On Fri, Feb 27, 2026 at 3:56 AM Sebastian Berg <[email protected]>
wrote:

> On Sat, 2024-11-23 at 20:03 -0500, Marten van Kerkwijk wrote:
> > Hi All,
> >
> > This discussion about updating reduceat went silent, but recently I
> > came
> > back to my PR to allow `indices` to be a 2-dimensional array of start
> > and stop values (or a tuple of separate start and stop arrays).  I
> > thought a bit more about it and think it is the easiest way to extend
> > the present definition.  So, I have added some tests and
> > documentation
> > and would now like to open it for proper discussion.  See
> >
> > https://github.com/numpy/numpy/pull/25476
>
>
> And another try much later :).
>
> I think we would be nice to revive this old PR. This discussion (and
> more, plus my old attempts to use it a long time ago) make me convinced
> that any move forward would be nice.
>
> But my opinion on the precise direction changed a bit :).
>
> I would prefer to introduce a new `ufunc.segmented_reduce` or
> `reduce_segmented`.
> My reasoning is that I think it is more descriptive and overloading
> `reduceat` with multiple ways of using it seems potentially confusing
> and to me seems awkward long term. A new ufunc method seems cheap API
> surface wise.
>
> This word probably comes from the HPC world maybe (e.g. CUDA cub uses
> it).  One caveat is that it got adopted as `segmented_sum` into e.g.
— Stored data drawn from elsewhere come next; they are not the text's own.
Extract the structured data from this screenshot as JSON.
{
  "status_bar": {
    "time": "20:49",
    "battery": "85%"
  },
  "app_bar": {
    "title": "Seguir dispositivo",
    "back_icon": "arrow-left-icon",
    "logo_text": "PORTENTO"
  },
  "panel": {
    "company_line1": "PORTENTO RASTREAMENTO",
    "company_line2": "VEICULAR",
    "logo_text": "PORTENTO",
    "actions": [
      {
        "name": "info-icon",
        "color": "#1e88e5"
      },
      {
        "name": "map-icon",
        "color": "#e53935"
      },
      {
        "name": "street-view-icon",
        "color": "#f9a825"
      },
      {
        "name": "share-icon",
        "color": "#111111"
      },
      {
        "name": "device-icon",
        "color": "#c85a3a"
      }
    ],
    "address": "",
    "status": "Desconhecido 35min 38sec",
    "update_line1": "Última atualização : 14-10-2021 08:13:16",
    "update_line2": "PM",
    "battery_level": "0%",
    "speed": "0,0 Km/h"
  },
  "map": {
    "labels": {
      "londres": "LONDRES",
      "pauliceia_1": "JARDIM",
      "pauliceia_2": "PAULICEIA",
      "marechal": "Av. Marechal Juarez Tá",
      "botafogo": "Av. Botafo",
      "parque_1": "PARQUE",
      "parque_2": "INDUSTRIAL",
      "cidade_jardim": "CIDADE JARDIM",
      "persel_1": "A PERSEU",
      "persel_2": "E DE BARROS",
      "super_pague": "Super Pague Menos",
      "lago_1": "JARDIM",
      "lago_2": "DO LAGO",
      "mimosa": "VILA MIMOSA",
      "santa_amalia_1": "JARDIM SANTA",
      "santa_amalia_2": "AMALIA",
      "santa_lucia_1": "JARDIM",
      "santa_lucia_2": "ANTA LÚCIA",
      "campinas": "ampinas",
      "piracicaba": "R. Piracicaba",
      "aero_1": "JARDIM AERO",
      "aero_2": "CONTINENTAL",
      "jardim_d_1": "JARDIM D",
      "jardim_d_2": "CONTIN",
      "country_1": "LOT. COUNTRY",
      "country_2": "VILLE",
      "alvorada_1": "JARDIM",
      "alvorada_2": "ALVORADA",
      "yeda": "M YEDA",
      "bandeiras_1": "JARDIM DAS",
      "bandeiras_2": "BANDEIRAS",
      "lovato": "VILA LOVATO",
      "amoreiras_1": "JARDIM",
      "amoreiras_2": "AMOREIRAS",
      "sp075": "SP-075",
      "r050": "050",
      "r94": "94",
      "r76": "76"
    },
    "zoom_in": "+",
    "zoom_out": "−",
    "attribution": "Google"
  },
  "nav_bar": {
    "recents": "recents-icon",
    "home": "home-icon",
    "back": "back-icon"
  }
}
> JAX via tensorflow but they at least have an API that doesn't quite
> look like a segmented reduce anymore (more a `ufunc.at`/map
> reduce/reduce by key, although possibly with limitations making it
> maybe more an implementation detail).
>
> So if anyone has thoughts on this, I would be interested! And otherwise
> it's a heads up that I think we may push for this, or the the current
> overloading of `reduceat`.
>
> Cheers,
>
> Sebastian
>
>
>
> > > From the examples there:
> > ```
> > a = np.arange(12)
> > np.add.reduceat(a, ([1, 3, 5], [2, -1, 0]))
> > # array([ 1, 52,  0])
> > np.minimum.reduceat(a, ([1, 3, 5], [2, -1, 0]), initial=10)
> > # array([ 1,  3, 10])
> > np.minimum.reduceat(a, ([1, 3, 5], [2, -1, 0]))
> > # ValueError: empty slice encountered with reduceat operation for
> > 'minimum', which does not have an identity. Specify 'initial'.
> > ```
> > Let me know what you all think,
> >
> > Marten
> >
> > p.s.  Rereading the thread, I see we discussed initial vs default
> > values
> > in some detail. This is interesting, but somewhat orthogonal to the
> > PR,
> > since it just copies behaviour already present for reduce.